Damage: B. dendrobatidis is an external pathogen that attaches to keratinized portions of amphibians, including the mouthparts of tadpoles and the skin of adults. The fungus reproduces via sporangia, and may be spread by movement of flagellated zoospores, direct contact between hosts, or between host stages. Growth of the fungus leads to degradation of the keratin layer, which eventually causes sloughing of skin, lethargy, weight loss, and potentially death. The physiological mechanism for chytrid-induced mortality is not known, but it appears to stem from disruption of skin function - such as fluid transport or gas exchange.
The chytrid fungus is known to infect over 100 species, but susceptibility to disease is highly life stage and species specific. For example, in mountain yellow legged frog (Rana muscosa) tadpoles suffer generally mild sublethal effects, with most mortality occurring at metamorphosis when there is a rapid production of newly keratinized skin tissue. Conversely, several other amphibian species appear to be relatively tolerant to B. dendrobatidis - including some widespread exotic or invasive species, such as the marine toad (Bufo marinus), American bullfrog (Rana catesbeiana), and African clawed frog (Xenopus laevis)).
At the population level, chytrid fungus outbreaks have been associated with local and possible species extinctions in Australia, Central America, and the United States. For example, in 2004 chytrid fungus prevalence in parts of Panama increased from 0 to nearly 60% over approximately 4 months, with concomitant declines in amphibian density and diversity of over 80% and 60%, respectively. B. dendrobatidis is thought to thrive in cool, moist habitats. This has been used to argue that cooling trends observed in parts of Central America are driving chytrid-induced amphibian extinctions in these regions.
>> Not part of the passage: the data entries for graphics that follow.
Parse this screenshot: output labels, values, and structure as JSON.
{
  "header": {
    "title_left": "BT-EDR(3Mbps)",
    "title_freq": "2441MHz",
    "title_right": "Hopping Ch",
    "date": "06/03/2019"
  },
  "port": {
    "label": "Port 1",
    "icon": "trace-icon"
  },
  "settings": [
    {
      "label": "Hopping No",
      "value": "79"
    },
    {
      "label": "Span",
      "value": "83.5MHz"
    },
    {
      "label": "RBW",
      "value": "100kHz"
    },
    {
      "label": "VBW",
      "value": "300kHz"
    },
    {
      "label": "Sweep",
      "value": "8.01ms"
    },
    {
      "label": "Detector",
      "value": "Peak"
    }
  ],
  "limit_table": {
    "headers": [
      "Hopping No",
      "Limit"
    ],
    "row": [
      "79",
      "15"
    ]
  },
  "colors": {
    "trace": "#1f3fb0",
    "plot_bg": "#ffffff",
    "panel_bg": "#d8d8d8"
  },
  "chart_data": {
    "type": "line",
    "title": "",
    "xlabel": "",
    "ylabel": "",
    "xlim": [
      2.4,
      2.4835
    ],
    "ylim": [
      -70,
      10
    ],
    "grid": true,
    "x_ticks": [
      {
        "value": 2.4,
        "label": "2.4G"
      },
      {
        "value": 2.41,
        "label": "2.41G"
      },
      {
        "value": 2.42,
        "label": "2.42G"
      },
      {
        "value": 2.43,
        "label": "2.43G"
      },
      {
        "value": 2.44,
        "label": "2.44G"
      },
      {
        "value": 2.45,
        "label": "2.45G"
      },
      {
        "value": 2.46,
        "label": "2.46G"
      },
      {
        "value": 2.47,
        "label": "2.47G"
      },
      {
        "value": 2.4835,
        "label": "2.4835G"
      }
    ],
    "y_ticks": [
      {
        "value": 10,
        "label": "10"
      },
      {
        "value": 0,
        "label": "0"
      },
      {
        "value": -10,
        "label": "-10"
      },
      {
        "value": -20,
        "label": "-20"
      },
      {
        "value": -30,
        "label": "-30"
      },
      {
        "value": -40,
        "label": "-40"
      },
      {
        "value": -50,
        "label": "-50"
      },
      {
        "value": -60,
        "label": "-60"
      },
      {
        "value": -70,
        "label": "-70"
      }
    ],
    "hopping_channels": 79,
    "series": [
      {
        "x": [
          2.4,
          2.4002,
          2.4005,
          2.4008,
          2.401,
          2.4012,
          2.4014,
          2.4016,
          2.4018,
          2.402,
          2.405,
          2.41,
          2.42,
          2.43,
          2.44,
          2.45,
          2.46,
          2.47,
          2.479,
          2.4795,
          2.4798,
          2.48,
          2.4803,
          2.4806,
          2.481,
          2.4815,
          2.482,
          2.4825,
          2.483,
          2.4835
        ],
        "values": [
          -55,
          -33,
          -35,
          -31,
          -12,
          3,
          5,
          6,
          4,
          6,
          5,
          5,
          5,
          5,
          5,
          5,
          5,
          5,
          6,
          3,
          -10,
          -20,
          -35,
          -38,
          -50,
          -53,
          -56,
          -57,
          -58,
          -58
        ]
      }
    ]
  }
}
Distribution: One explanation for the recent emergence of chytridiomycosis in amphibians, the "novel pathogen hypothesis", is that B. dendrobatidis existed historically as a locally distributed pathogen that only recently was spread to new regions. Alternatively, the "endemic pathogen hypothesis" posits that the chytrid fungus was historically widespread but that recent environmental change (e.g., climate change, pollutants, habitat degradation) altered its pathogenicity. The relative importance of these two mechanisms is currently a source of debate. Low genetic diversity among geographically distant B. dendrobatidis strains is consistent with the first hypothesis, but synchronicity of chytrid fungus outbreaks in disparate, intact habitats supports the latter hypothesis.
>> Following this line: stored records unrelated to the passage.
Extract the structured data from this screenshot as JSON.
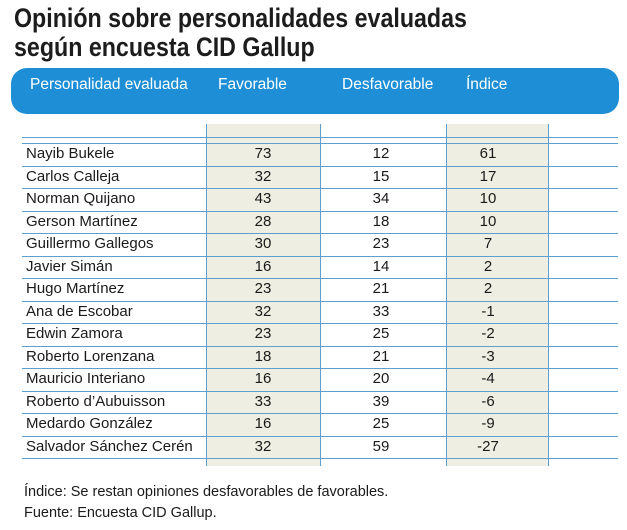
{
  "title": {
    "line1": "Opinión sobre personalidades evaluadas",
    "line2": "según encuesta CID Gallup"
  },
  "header": {
    "col_name": "Personalidad evaluada",
    "col_fav": "Favorable",
    "col_desfav": "Desfavorable",
    "col_indice": "Índice"
  },
  "chart_data": {
    "type": "table",
    "columns": [
      "Personalidad evaluada",
      "Favorable",
      "Desfavorable",
      "Índice"
    ],
    "rows": [
      {
        "name": "Nayib Bukele",
        "favorable": "73",
        "desfavorable": "12",
        "indice": "61"
      },
      {
        "name": "Carlos Calleja",
        "favorable": "32",
        "desfavorable": "15",
        "indice": "17"
      },
      {
        "name": "Norman Quijano",
        "favorable": "43",
        "desfavorable": "34",
        "indice": "10"
      },
      {
        "name": "Gerson Martínez",
        "favorable": "28",
        "desfavorable": "18",
        "indice": "10"
      },
      {
        "name": "Guillermo Gallegos",
        "favorable": "30",
        "desfavorable": "23",
        "indice": "7"
      },
      {
        "name": "Javier Simán",
        "favorable": "16",
        "desfavorable": "14",
        "indice": "2"
      },
      {
        "name": "Hugo Martínez",
        "favorable": "23",
        "desfavorable": "21",
        "indice": "2"
      },
      {
        "name": "Ana de Escobar",
        "favorable": "32",
        "desfavorable": "33",
        "indice": "-1"
      },
      {
        "name": "Edwin Zamora",
        "favorable": "23",
        "desfavorable": "25",
        "indice": "-2"
      },
      {
        "name": "Roberto Lorenzana",
        "favorable": "18",
        "desfavorable": "21",
        "indice": "-3"
      },
      {
        "name": "Mauricio Interiano",
        "favorable": "16",
        "desfavorable": "20",
        "indice": "-4"
      },
      {
        "name": "Roberto d’Aubuisson",
        "favorable": "33",
        "desfavorable": "39",
        "indice": "-6"
      },
      {
        "name": "Medardo González",
        "favorable": "16",
        "desfavorable": "25",
        "indice": "-9"
      },
      {
        "name": "Salvador Sánchez Cerén",
        "favorable": "32",
        "desfavorable": "59",
        "indice": "-27"
      }
    ]
  },
  "notes": {
    "indice_note": "Índice: Se restan opiniones desfavorables de favorables.",
    "source": "Fuente: Encuesta CID Gallup."
  },
  "colors": {
    "header_bg": "#1e8fd6",
    "column_shade": "#efeee2",
    "grid_line": "#5d9fd0"
  }
}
The first described outbreaks of chytrid fungus occurred in 1998 in both Australia and Central America. Since then B. dendrobatidisinfections have been documented throughout the Americas, including Mexico and the U.S., Europe, and most recently in Southeast Asia.
The oldest known chytrid fungus infections are from museum specimens of African clawed frogs (Xenopus laevis) collected in 1938. These specimens have been used to argue for an African origin for B. dendrobatidis. It is believed that the chytrid was then spread to other continents in the 1960s and 70s through commercial trade of these African frogs.
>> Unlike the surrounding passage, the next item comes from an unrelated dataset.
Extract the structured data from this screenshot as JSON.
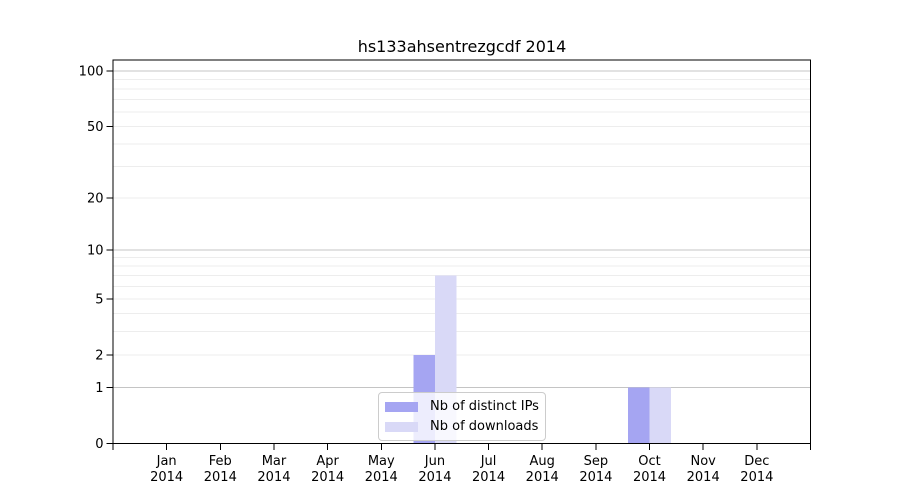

Research: The link between chytridiomycosis and amphibian decline is an active area of research worldwide. The genome of B. dendrobatidis has been sequenced, which should prove useful for identifying the origin, mechanisms of virulence, and potential control methods for this pathogen. University of California researchers have been studying this pathogen for several years, especially the impacts of chytrid fungus on populations of the mountain yellow legged frog (Rana muscosa) in the Sierra Nevada Mountains in California. This once abundant alpine frog has undergone severe declines in recent years, with numerous local die-offs. Research is being conducted on the spatial epidemiology of disease in R. muscosa, to understand why some local populations persist whereas others go extinct. Projects include identifying the modes of pathogen spread, impacts of outbreaks on alpine food webs, and the population genetic consequences of outbreaks for frogs. With regard to frog population and disease management, experiments include evaluating the efficacy of anti-fungal treatments and the feasibility of reintroducing frogs into previous outbreak areas.